No receipt of either adjuvant chemotherapy or radiotherapy due to comorbidities was more likely in Black vs White patients, with increased rates of 15% (OR, 1.15; 95% CI, 1.10-1.21) and 49% (OR, 1.49; 95% CI, 1.35-1.64), respectively. In addition, Black patients were more likely to have recommended adjuvant chemotherapy (OR, 1.68; 95% CI, 1.55-1.82) or radiotherapy (OR, 2.18; 95% CI, 1.97-2.41) omitted from their treatment plan due to unknown reasons.
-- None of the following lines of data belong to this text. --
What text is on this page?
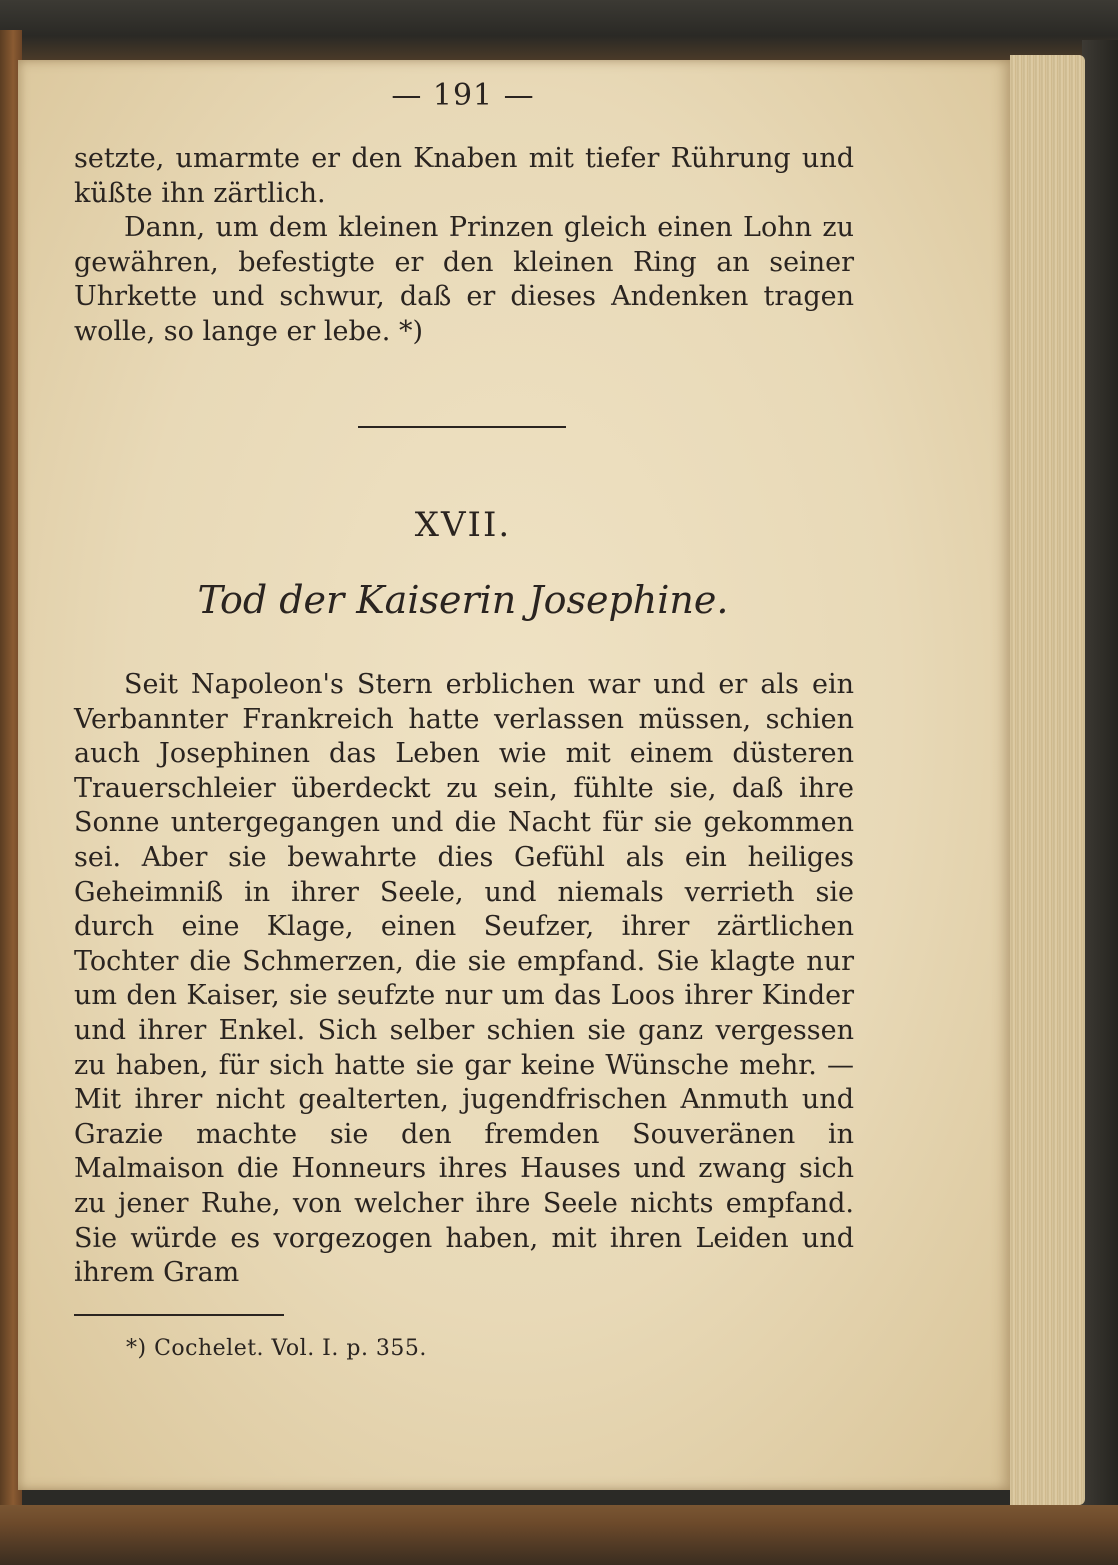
— 191 —

setzte, umarmte er den Knaben mit tiefer Rührung und küßte ihn zärtlich.

Dann, um dem kleinen Prinzen gleich einen Lohn zu gewähren, befestigte er den kleinen Ring an seiner Uhrkette und schwur, daß er dieses Andenken tragen wolle, so lange er lebe. *)

XVII.
Tod der Kaiserin Josephine.

Seit Napoleon's Stern erblichen war und er als ein Verbannter Frankreich hatte verlassen müssen, schien auch Josephinen das Leben wie mit einem düsteren Trauerschleier überdeckt zu sein, fühlte sie, daß ihre Sonne untergegangen und die Nacht für sie gekommen sei. Aber sie bewahrte dies Gefühl als ein heiliges Geheimniß in ihrer Seele, und niemals verrieth sie durch eine Klage, einen Seufzer, ihrer zärtlichen Tochter die Schmerzen, die sie empfand. Sie klagte nur um den Kaiser, sie seufzte nur um das Loos ihrer Kinder und ihrer Enkel. Sich selber schien sie ganz vergessen zu haben, für sich hatte sie gar keine Wünsche mehr. — Mit ihrer nicht gealterten, jugendfrischen Anmuth und Grazie machte sie den fremden Souveränen in Malmaison die Honneurs ihres Hauses und zwang sich zu jener Ruhe, von welcher ihre Seele nichts empfand. Sie würde es vorgezogen haben, mit ihren Leiden und ihrem Gram

*) Cochelet. Vol. I. p. 355.
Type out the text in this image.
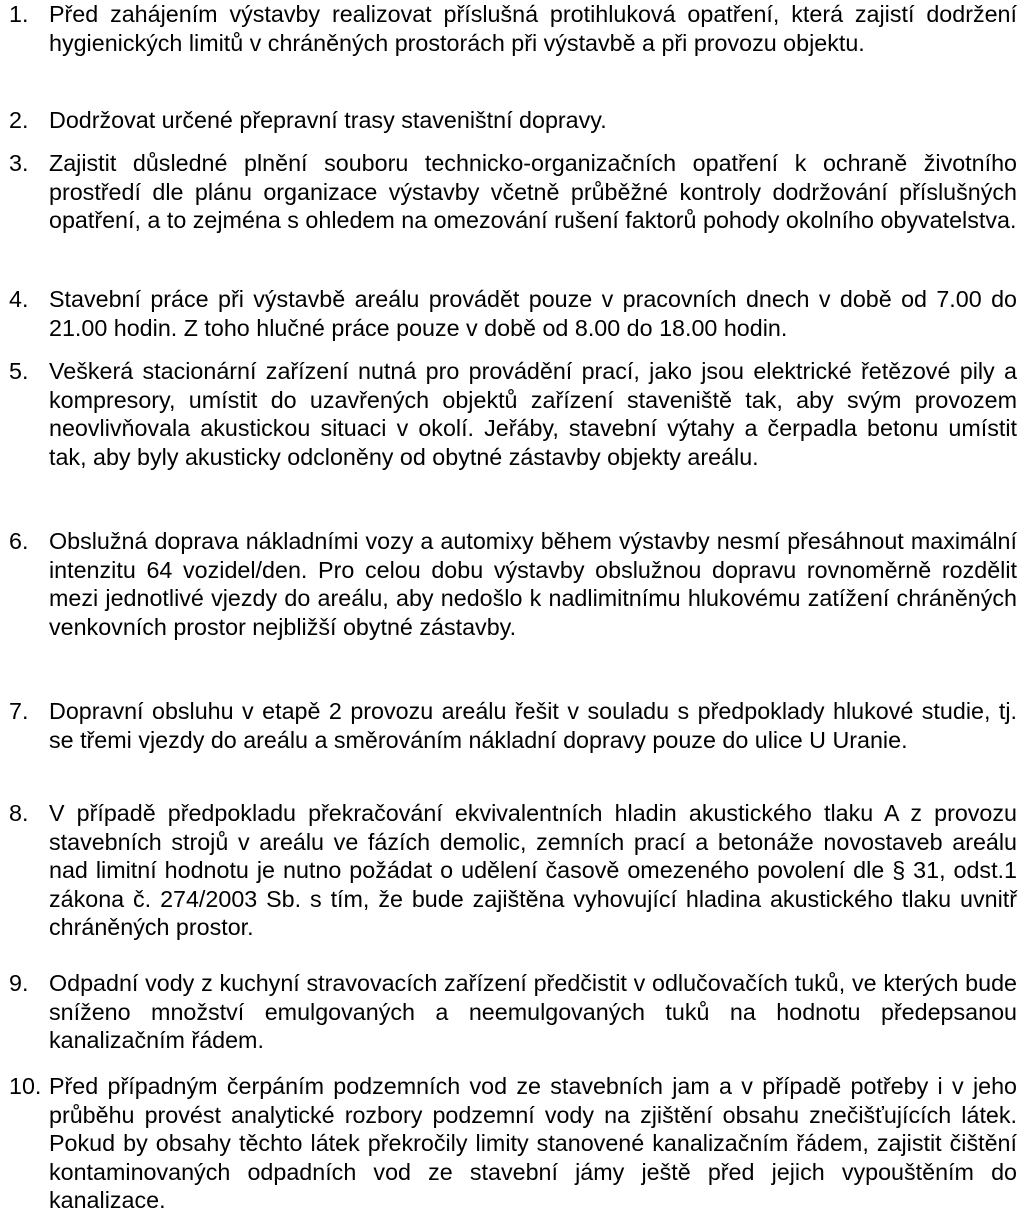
1. Před zahájením výstavby realizovat příslušná protihluková opatření, která zajistí dodržení hygienických limitů v chráněných prostorách při výstavbě a při provozu objektu.
2. Dodržovat určené přepravní trasy staveništní dopravy.
3. Zajistit důsledné plnění souboru technicko-organizačních opatření k ochraně životního prostředí dle plánu organizace výstavby včetně průběžné kontroly dodržování příslušných opatření, a to zejména s ohledem na omezování rušení faktorů pohody okolního obyvatelstva.
4. Stavební práce při výstavbě areálu provádět pouze v pracovních dnech v době od 7.00 do 21.00 hodin. Z toho hlučné práce pouze v době od 8.00 do 18.00 hodin.
5. Veškerá stacionární zařízení nutná pro provádění prací, jako jsou elektrické řetězové pily a kompresory, umístit do uzavřených objektů zařízení staveniště tak, aby svým provozem neovlivňovala akustickou situaci v okolí. Jeřáby, stavební výtahy a čerpadla betonu umístit tak, aby byly akusticky odcloněny od obytné zástavby objekty areálu.
6. Obslužná doprava nákladními vozy a automixy během výstavby nesmí přesáhnout maximální intenzitu 64 vozidel/den. Pro celou dobu výstavby obslužnou dopravu rovnoměrně rozdělit mezi jednotlivé vjezdy do areálu, aby nedošlo k nadlimitnímu hlukovému zatížení chráněných venkovních prostor nejbližší obytné zástavby.
7. Dopravní obsluhu v etapě 2 provozu areálu řešit v souladu s předpoklady hlukové studie, tj. se třemi vjezdy do areálu a směrováním nákladní dopravy pouze do ulice U Uranie.
8. V případě předpokladu překračování ekvivalentních hladin akustického tlaku A z provozu stavebních strojů v areálu ve fázích demolic, zemních prací a betonáže novostaveb areálu nad limitní hodnotu je nutno požádat o udělení časově omezeného povolení dle § 31, odst.1 zákona č. 274/2003 Sb. s tím, že bude zajištěna vyhovující hladina akustického tlaku uvnitř chráněných prostor.
9. Odpadní vody z kuchyní stravovacích zařízení předčistit v odlučovačích tuků, ve kterých bude sníženo množství emulgovaných a neemulgovaných tuků na hodnotu předepsanou kanalizačním řádem.
10. Před případným čerpáním podzemních vod ze stavebních jam a v případě potřeby i v jeho průběhu provést analytické rozbory podzemní vody na zjištění obsahu znečišťujících látek. Pokud by obsahy těchto látek překročily limity stanovené kanalizačním řádem, zajistit čištění kontaminovaných odpadních vod ze stavební jámy ještě před jejich vypouštěním do kanalizace.
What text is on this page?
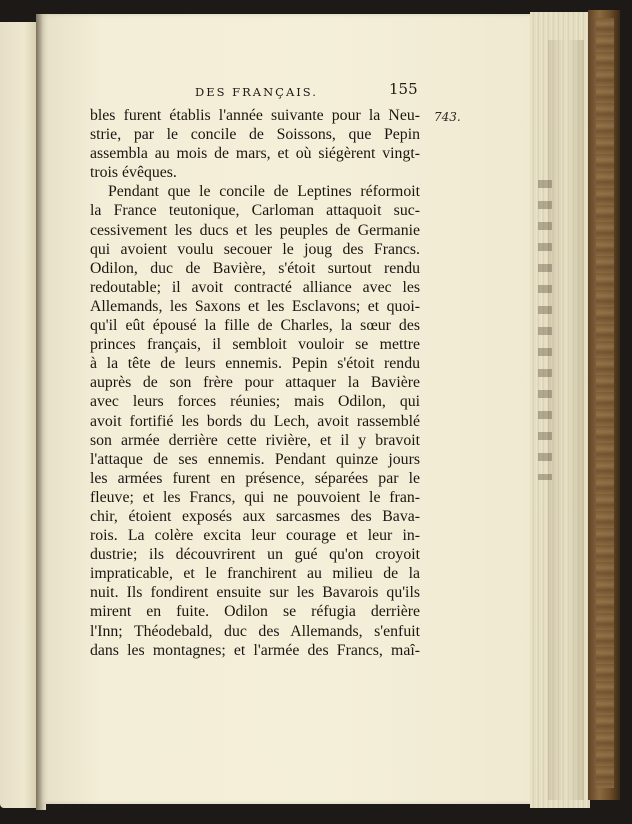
DES FRANÇAIS.	155
743.
bles furent établis l'année suivante pour la Neu-
strie, par le concile de Soissons, que Pepin
assembla au mois de mars, et où siégèrent vingt-
trois évêques.
Pendant que le concile de Leptines réformoit
la France teutonique, Carloman attaquoit suc-
cessivement les ducs et les peuples de Germanie
qui avoient voulu secouer le joug des Francs.
Odilon, duc de Bavière, s'étoit surtout rendu
redoutable; il avoit contracté alliance avec les
Allemands, les Saxons et les Esclavons; et quoi-
qu'il eût épousé la fille de Charles, la sœur des
princes français, il sembloit vouloir se mettre
à la tête de leurs ennemis. Pepin s'étoit rendu
auprès de son frère pour attaquer la Bavière
avec leurs forces réunies; mais Odilon, qui
avoit fortifié les bords du Lech, avoit rassemblé
son armée derrière cette rivière, et il y bravoit
l'attaque de ses ennemis. Pendant quinze jours
les armées furent en présence, séparées par le
fleuve; et les Francs, qui ne pouvoient le fran-
chir, étoient exposés aux sarcasmes des Bava-
rois. La colère excita leur courage et leur in-
dustrie; ils découvrirent un gué qu'on croyoit
impraticable, et le franchirent au milieu de la
nuit. Ils fondirent ensuite sur les Bavarois qu'ils
mirent en fuite. Odilon se réfugia derrière
l'Inn; Théodebald, duc des Allemands, s'enfuit
dans les montagnes; et l'armée des Francs, maî-
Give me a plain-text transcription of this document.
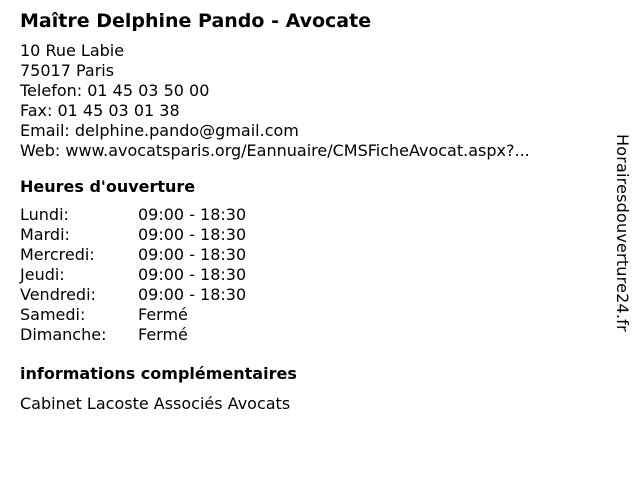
Maître Delphine Pando - Avocate
10 Rue Labie
75017 Paris
Telefon: 01 45 03 50 00
Fax: 01 45 03 01 38
Email: delphine.pando@gmail.com
Web: www.avocatsparis.org/Eannuaire/CMSFicheAvocat.aspx?...
Heures d'ouverture
Lundi:	09:00 - 18:30
Mardi:	09:00 - 18:30
Mercredi:	09:00 - 18:30
Jeudi:	09:00 - 18:30
Vendredi:	09:00 - 18:30
Samedi:	Fermé
Dimanche:	Fermé
informations complémentaires
Cabinet Lacoste Associés Avocats
Horairesdouverture24.fr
“Further research should probe both system- and physician-level drivers of disparities within cancer care and address places of bias that allow for this inequitable treatment of African American and American Indian patients. We are currently performing a deeper look into our striking study findings, and our areas of focus are means of communication, education, socio-economic factors, healthcare system workflows, and differences in cancer biology which exist by race and ethnicity,” senior author Sajid Khan, MD, FACS, FSSO, who is also associate professor of surgery (Oncology) and section chief of Hepato-Pancreato-Biliary (HPB) and Mixed Tumors at Yale Cancer Center, said in a press release.2
Investigators pulled data from the National Cancer Database 2017 Participant Use File to conduct a cohort study. Patients included adults aged 18 years or older who had been diagnosed with a malignant neoplasm of the GI tract from January 2004 to December 2017. To be included in the analysis, patients needed to undergo surgical resection of the primary disease site. Those who were missing demographic and clinical data or who had an unknown surgery type or local tumor destruction were excluded from the research.
The data analysis took place from June 2021 to December 2021 and primarily focused on differences between Black and White patients due to historical discrepancies in disease burden and survival between the 2 groups. Investigators reported that 565,124 patients met the inclusion criteria for the study. The majority of patients were male (54.7%), White (83.5%), and non-Hispanic (90.3%). Additionally, the most common primary disease site was the colon (44.9%), and patients commonly ranged in age from 60 to 69 years (28.5%). In total, 88.5% of patients achieved negative surgical margins and 71.2% underwent adequate lymphadenectomy.
Additional findings from the study indicated that achieving negative surgical margins were 29% more likely in gallbladder cancer and 29% less likely following esophagectomy in Black compared with White patients. Black patients were also 25% and 29% less likely to have negative margins in other biliary site resections and for proctectomies, respectively. Black patients were also 6% and 29% less likely to have adequate lymphadenectomy for gastrectomy and enterectomy, respectively.
In terms of receiving adjuvant chemotherapy and radiotherapy overall, unadjusted analysis showed that Black patients were 8% and 35% less to undergo treatment than White patients. Recommendation of adjuvant therapy for Black patients was also more commonly omitted in terms of adjuvant chemotherapy (OR, 1.15; 95% CI, 1.12-1.19) or radiotherapy (OR, 1.48; 95% CI, 1.40-1.58).